Under proper sunlight and water conditions, crabgrass will blend well with the rest of the lawn grasses and you may notice it at maturity or when in large clamps. Due to its low height, low mowing may not affect it unless you set the blade to the lower setting which may also harm your grass.
Crabgrass dies in the fall as soon as it is hit by frost. As it dies, it leaves behind thousands of seeds that will germinate in the spring through late summer when the soil temperature is above 55°F. Without preventive control, this cycle continues until crabgrass takes over your lawn, pavers, or yards.
Common Types of Crabgrass
The following are common types of crabgrass:
1. Short, or Smooth Crabgrass
This type of crabgrass has smooth and wide stems. It is native to Asia and Europe but common in North America. This weed grows to just 6 inches in height the reason it is also known as short crabgrass.
2. Long, hairy crabgrass
This is a large type of crabgrass that can grow up to 2 feet in height if not cut. It has a hairy stem with longer and wider leaves. It produces long finger-like clusters of flowers. Long, hairy crabgrass is native to Asia, Africa, and Europe.
3. Asian Crabgrass
Also known as tropical crabgrass, Asian crabgrass is native to Asia and Australia and commonly found in the Southern United States. Unlike the other crabgrass types, this one has seed head branches that stem from the same place on flower stems.
4. Southern Crabgrass
Southern crabgrass is native to America, Asia, and Africa. It has long wide leaves with long hairs on the leaf sheath.

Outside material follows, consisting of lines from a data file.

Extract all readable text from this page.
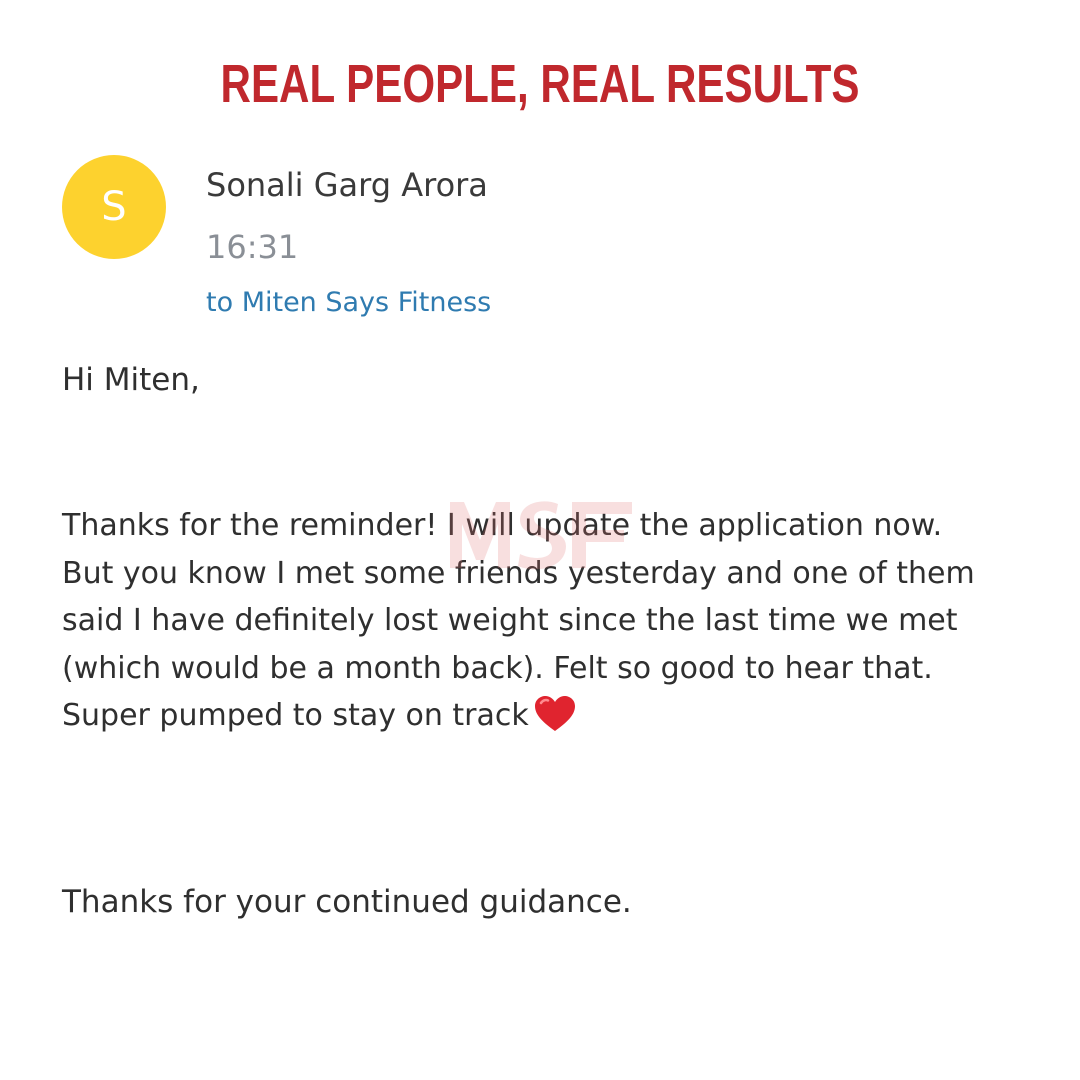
REAL PEOPLE, REAL RESULTS
S Sonali Garg Arora
16:31
to Miten Says Fitness
Hi Miten,
Thanks for the reminder! I will update the application now.
But you know I met some friends yesterday and one of them
said I have definitely lost weight since the last time we met
(which would be a month back). Felt so good to hear that.
Super pumped to stay on track
Thanks for your continued guidance.
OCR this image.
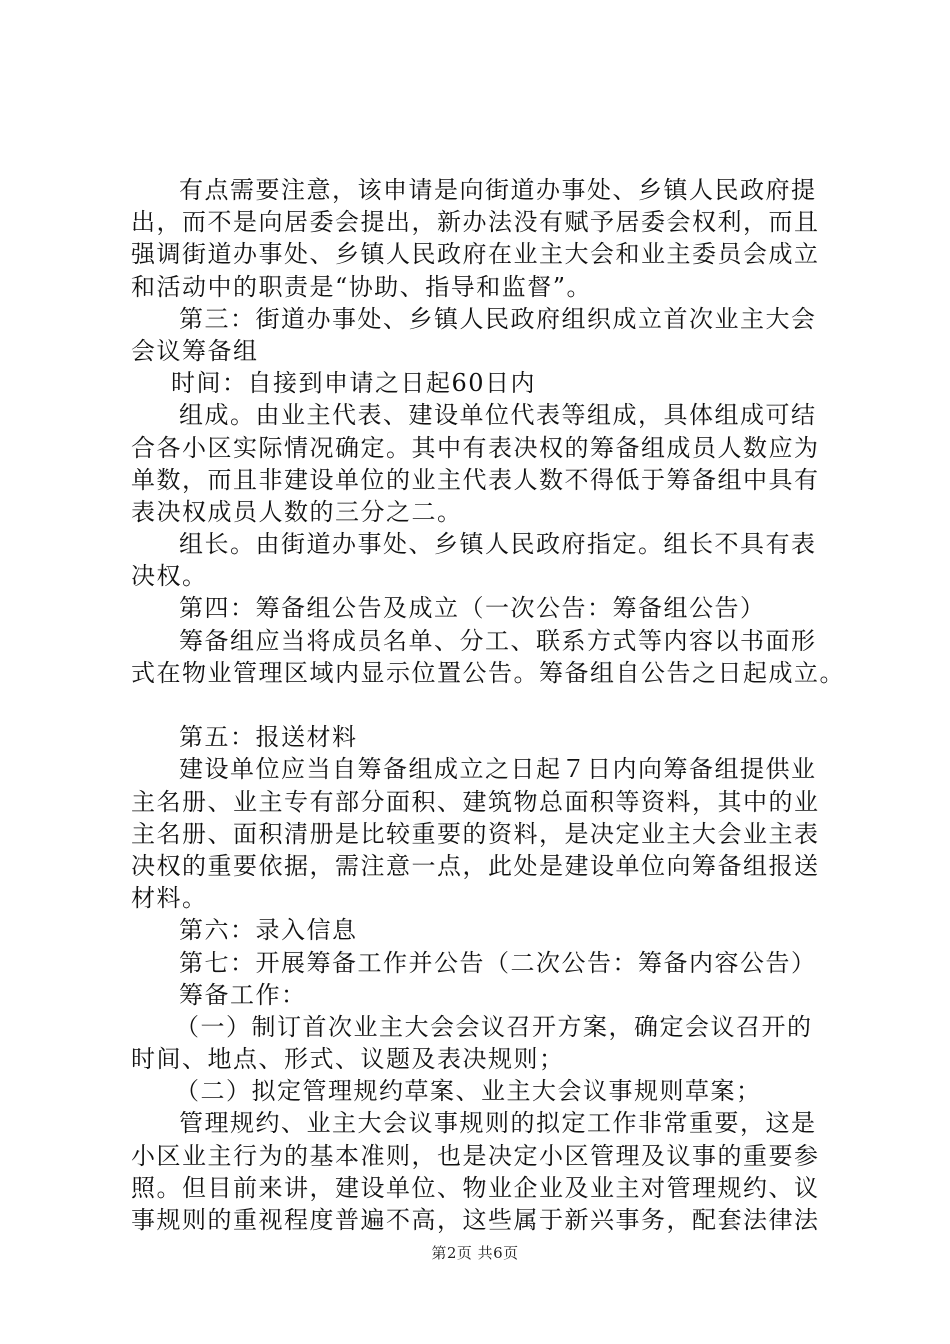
有点需要注意，该申请是向街道办事处、乡镇人民政府提
出，而不是向居委会提出，新办法没有赋予居委会权利，而且
强调街道办事处、乡镇人民政府在业主大会和业主委员会成立
和活动中的职责是“协助、指导和监督”。
第三：街道办事处、乡镇人民政府组织成立首次业主大会
会议筹备组
时间：自接到申请之日起60日内
组成。由业主代表、建设单位代表等组成，具体组成可结
合各小区实际情况确定。其中有表决权的筹备组成员人数应为
单数，而且非建设单位的业主代表人数不得低于筹备组中具有
表决权成员人数的三分之二。
组长。由街道办事处、乡镇人民政府指定。组长不具有表
决权。
第四：筹备组公告及成立（一次公告：筹备组公告）
筹备组应当将成员名单、分工、联系方式等内容以书面形
式在物业管理区域内显示位置公告。筹备组自公告之日起成立。
第五：报送材料
建设单位应当自筹备组成立之日起７日内向筹备组提供业
主名册、业主专有部分面积、建筑物总面积等资料，其中的业
主名册、面积清册是比较重要的资料，是决定业主大会业主表
决权的重要依据，需注意一点，此处是建设单位向筹备组报送
材料。
第六：录入信息
第七：开展筹备工作并公告（二次公告：筹备内容公告）
筹备工作：
（一）制订首次业主大会会议召开方案，确定会议召开的
时间、地点、形式、议题及表决规则；
（二）拟定管理规约草案、业主大会议事规则草案；
管理规约、业主大会议事规则的拟定工作非常重要，这是
小区业主行为的基本准则，也是决定小区管理及议事的重要参
照。但目前来讲，建设单位、物业企业及业主对管理规约、议
事规则的重视程度普遍不高，这些属于新兴事务，配套法律法
第2页 共6页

Other less common types of crabgrass include Blanket crabgrass, Indian crabgrass, and Texas crabgrass. There are also crabgrass lookalikes which include Dallisgrass, Tall fescue, Johnsongrass, and Quackgrass among others.
Why Crabgrass is Not Welcome
Mature crabgrass is very much noticeable in a lawn. It is easy to spot this coarse-textured yellowish-green grass in your fine-textured grass. Once established, this weed is difficult to control, and unfortunately, it will keep on choking out your desired grass.
Mowing a lawn short is one of the effective ways of controlling weeds but that does not usually apply to crabgrass. Ironically, crabgrass can set seed heads when cut as low as 1/2 inch tall— that’s far lower than recommended healthy mowing heights for most common turf lawns.
Crabgrass cannot be controlled in one growing season due to a high number of viable seeds that will keep germinating in future years. This means you will need to be tactical and more patient to completely eliminate crabgrass from your lawn.
The physical structure of crabgrass is also known for creating perfect hiding and breeding spaces for pests. This doubles the problem of dealing with both weeds and other pests in your lawn.
Crabgrass is an annual weed that thrives throughout until it is killed by frost. Once allowed alongside the grass, crabgrass may overtake the whole lawn by the time you realize it. To effectively control crabgrass in your lawn, you have to identify it and decide whether you will remove it manually or use a chemical herbicide.